I started writing a post thinking you hit your straight on the river and evaluating overcall versus raising.

I don't like the river call. Yeah, pot is big, yada yada yada. But you described CO as not unreasonable postflop despite his willingness to see a lot of flops. Does CO raise the field on the turn with a hand that is losing to 9s Q-kicker on the river - there's not a whole lot of hands like that? Seems to me that CO's range, based on flop and turn play, needs to be narrowed pretty significantly to a range that has you in pretty bad shape (note you hold the 9 [img]/images/graemlins/diamond.gif[/img] so CO is not betting / raising pair + FD). Add in your reads on np's range with him to act behind, and it seems to me that calling is the least attractive of your options.

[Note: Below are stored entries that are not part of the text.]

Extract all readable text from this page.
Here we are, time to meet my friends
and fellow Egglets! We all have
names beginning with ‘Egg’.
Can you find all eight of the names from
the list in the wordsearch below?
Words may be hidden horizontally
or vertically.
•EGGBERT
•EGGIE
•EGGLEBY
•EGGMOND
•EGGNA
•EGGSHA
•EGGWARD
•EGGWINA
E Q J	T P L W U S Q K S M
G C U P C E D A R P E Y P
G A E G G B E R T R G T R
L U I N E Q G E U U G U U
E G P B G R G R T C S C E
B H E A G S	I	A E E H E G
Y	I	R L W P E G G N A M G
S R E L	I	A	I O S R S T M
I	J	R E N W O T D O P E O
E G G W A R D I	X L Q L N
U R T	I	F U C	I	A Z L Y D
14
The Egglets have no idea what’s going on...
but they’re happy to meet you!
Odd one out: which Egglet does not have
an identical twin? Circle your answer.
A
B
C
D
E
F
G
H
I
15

If you told me that CO is pretty nutso post-flop and could conceivably be playing 88 or a goofy FD like this, then you've got a case for raising the river to fold out an np J and then folding to np's three-bet if it comes. If CO really is reasonable post-flop, I think you're better off folding here.

Edit: Cross-posted with a bunch of others. Did a bit of math. Assuming np folds a naked J to a raise always and has KQ 40% of the time, you still need to be ahead of CO more than 20% of the time to consider a raise. I don't think you're close to 20% unless your read isn't accurate; How often do you think np folds a naked j instead of just overcalling? It would need to be pretty high given the likelihood that you're losing to CO in any event.